Esa frase se repetía en su cabeza como un latigazo constante. No era solo el rechazo físico. Era la forma en que ella lo había dicho: fría, firme, como si su mera presencia ya fuera una violación.

Se detuvo frente a un bar cualquiera y entró. Pidió un whisky doble y se sentó en la barra, mirando el líquido ámbar sin beberlo.

El hombre que siempre había tenido el control ya no tenía derecho a nada.

Ni a tocarla. Ni a protegerla. Ni siquiera a mirarla sin que ella lo permitiera.

Sacó el teléfono y abrió la conversación vacía con Ariadna. No había mensajes. Solo el último que él le había enviado semanas atrás, antes de que ella le pidiera espacio.

Sus dedos temblaron sobre el teclado.

Quería escribirle. Quería decirle que lo sentía. Que estaba cambiando. Que estaba dispuesto a esperar toda la vida si era necesario.

Pero no escribió nada.

Guardó el teléfono y se terminó el whisky de un trago.

Cuando salió del bar, la noche ya había caído. Caminó de vuelta hacia su departamento, pero a mitad de camino se detuvo en seco.

No quería volver allí. Ese lugar estaba lleno de silencio y recuerdos que lo ahogaban.

Se sentó en un banco de la plaza cercana y se quedó mirando la nada.

Por primera vez en su vida, Dante Verlicchi se sintió pequeño.

Él, el hombre peligroso, el que controlaba todo, el que tomaba decisiones por los demás… ahora no tenía derecho ni a acercarse a la única mujer que había amado de verdad.

Recordó su cara en la rambla: los ojos heridos, la voz temblorosa diciendo “no me toques”. Recordó cómo ella había retrocedido cuando él dio un paso.

Y el dolor fue tan agudo que tuvo que cerrar los ojos y respirar hondo para no quebrarse allí mismo, en medio de la calle.

—Soy un hijo de puta —murmuró para sí mismo—. Un hijo de puta que la perdió por su propia culpa.

No lloró. Ya no le quedaban lágrimas fáciles. Solo un vacío profundo, un hueco donde antes había estado su certeza, su control, su arrogancia.

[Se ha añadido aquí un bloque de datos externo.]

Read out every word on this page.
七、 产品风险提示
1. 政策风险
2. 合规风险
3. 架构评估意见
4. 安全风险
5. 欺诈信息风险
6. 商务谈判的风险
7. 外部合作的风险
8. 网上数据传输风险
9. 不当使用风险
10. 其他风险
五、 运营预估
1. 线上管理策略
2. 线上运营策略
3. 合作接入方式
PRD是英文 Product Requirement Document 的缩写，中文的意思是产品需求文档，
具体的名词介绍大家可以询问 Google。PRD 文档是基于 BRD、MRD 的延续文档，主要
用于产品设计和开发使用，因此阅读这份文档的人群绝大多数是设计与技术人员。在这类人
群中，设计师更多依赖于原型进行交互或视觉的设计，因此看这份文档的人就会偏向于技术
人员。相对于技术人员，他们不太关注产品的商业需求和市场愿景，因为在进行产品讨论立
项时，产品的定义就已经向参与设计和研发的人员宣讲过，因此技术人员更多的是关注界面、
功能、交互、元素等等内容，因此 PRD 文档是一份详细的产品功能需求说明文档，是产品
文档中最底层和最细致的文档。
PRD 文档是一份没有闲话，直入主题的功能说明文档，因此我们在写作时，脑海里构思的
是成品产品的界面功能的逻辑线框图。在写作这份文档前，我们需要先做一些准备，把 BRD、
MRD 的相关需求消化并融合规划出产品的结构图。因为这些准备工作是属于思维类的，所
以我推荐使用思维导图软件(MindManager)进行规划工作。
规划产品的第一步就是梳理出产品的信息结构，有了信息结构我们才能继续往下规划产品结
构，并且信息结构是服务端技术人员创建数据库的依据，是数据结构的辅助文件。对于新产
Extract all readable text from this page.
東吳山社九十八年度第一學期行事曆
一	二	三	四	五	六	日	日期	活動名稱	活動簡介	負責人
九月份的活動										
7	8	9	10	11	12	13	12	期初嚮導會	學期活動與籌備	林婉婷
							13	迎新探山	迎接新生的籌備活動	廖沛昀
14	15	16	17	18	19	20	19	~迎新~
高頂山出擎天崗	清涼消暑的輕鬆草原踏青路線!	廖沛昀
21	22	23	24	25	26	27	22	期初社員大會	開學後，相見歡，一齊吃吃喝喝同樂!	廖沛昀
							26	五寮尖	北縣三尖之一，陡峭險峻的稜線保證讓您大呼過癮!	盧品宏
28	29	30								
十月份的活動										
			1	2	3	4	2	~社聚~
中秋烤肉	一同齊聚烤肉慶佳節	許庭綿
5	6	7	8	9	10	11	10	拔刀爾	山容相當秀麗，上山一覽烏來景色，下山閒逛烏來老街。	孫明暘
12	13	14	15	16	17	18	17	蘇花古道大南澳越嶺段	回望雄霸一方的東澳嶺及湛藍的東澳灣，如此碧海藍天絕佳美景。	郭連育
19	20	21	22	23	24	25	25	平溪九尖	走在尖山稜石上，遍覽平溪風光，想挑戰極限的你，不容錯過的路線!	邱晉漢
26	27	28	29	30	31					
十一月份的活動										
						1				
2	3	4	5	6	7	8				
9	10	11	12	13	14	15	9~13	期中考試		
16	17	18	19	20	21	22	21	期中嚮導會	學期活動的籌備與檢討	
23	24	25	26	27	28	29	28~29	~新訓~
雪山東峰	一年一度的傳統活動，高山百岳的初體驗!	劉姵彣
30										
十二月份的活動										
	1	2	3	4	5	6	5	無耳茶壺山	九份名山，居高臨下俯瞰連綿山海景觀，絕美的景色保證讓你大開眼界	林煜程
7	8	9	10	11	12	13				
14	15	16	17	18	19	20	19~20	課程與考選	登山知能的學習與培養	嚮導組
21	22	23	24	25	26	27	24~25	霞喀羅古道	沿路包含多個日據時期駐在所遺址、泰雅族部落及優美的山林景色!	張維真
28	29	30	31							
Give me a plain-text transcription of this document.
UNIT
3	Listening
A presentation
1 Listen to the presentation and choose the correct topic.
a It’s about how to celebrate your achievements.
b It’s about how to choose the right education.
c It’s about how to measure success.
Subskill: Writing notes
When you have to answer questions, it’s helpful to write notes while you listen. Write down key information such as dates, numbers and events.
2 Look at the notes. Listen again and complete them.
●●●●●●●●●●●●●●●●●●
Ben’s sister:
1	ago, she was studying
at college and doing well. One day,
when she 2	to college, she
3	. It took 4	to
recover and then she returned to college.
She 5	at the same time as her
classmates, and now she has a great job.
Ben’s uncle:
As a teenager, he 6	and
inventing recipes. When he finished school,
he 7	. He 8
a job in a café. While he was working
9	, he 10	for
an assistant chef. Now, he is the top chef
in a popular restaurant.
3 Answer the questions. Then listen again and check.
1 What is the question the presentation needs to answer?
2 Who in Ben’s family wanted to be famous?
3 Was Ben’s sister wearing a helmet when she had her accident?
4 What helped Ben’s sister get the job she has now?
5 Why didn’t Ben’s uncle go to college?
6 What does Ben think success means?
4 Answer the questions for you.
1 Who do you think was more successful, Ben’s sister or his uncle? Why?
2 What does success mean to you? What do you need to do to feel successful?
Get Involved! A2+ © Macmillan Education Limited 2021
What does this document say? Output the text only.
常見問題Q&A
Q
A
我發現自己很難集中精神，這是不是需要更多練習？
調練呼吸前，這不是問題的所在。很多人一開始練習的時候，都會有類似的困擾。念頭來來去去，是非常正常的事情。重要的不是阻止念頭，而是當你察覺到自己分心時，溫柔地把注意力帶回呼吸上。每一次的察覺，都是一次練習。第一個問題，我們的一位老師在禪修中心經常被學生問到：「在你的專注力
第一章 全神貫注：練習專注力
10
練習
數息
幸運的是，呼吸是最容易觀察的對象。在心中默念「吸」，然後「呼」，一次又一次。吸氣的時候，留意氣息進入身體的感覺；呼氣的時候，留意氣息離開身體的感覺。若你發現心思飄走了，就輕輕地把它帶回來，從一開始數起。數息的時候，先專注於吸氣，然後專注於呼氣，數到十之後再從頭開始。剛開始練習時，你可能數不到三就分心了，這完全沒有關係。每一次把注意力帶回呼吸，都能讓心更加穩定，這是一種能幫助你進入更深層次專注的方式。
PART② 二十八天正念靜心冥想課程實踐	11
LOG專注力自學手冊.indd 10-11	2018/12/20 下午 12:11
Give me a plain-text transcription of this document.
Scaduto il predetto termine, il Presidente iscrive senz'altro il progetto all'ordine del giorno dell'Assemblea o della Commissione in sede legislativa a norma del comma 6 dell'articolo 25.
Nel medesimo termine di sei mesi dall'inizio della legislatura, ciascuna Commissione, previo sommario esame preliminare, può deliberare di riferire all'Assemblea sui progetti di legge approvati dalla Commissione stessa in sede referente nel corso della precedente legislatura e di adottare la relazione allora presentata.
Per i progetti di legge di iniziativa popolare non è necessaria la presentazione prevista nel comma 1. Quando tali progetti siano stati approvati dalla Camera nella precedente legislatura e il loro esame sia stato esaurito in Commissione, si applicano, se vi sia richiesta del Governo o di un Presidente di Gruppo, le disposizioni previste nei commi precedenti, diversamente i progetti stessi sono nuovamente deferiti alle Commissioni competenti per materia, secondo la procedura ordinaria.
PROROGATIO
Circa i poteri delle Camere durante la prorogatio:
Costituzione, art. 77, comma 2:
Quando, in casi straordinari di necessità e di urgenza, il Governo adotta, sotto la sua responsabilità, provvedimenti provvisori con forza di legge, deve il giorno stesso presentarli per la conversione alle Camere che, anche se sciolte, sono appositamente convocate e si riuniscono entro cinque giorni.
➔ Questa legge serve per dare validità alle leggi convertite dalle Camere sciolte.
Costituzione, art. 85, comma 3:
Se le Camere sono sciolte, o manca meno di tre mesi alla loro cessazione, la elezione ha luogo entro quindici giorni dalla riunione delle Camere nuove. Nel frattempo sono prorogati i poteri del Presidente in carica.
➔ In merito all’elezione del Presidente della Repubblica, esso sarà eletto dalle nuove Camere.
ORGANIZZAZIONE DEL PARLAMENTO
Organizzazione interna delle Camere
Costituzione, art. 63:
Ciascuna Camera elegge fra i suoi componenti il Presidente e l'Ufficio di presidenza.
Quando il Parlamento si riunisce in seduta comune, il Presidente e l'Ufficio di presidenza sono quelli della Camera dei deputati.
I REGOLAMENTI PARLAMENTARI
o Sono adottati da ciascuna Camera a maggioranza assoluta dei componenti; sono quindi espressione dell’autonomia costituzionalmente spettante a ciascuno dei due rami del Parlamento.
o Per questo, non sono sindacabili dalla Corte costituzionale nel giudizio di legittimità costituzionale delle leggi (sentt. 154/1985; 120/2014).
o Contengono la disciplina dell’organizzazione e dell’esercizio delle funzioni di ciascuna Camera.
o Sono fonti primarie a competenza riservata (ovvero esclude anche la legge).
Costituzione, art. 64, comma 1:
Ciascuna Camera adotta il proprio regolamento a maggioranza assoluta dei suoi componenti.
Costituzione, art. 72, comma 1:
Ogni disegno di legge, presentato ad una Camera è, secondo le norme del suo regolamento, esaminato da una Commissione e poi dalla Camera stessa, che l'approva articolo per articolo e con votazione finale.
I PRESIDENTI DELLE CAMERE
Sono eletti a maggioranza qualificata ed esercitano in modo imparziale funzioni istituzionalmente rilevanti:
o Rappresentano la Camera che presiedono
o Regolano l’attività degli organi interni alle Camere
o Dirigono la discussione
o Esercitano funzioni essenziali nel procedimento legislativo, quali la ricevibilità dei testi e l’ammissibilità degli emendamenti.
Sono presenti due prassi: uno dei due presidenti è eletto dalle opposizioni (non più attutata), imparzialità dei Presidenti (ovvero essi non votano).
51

Se levantó del banco y siguió caminando.

Cuando finalmente llegó a su departamento, se dejó caer en el sillón sin encender las luces.

El teléfono vibró en su bolsillo. Era Bruno.

Lo ignoró.

Se quedó allí sentado en la oscuridad, con la cabeza echada hacia atrás y los ojos cerrados.

El hombre que ya no tenía derecho a nada.

El hombre que había perdido a la única persona que había hecho que su mundo tuviera sentido.

Y por primera vez, se preguntó si alguna vez volvería a tener derecho a ella.

O si esta distancia cruel era exactamente lo que se merecía.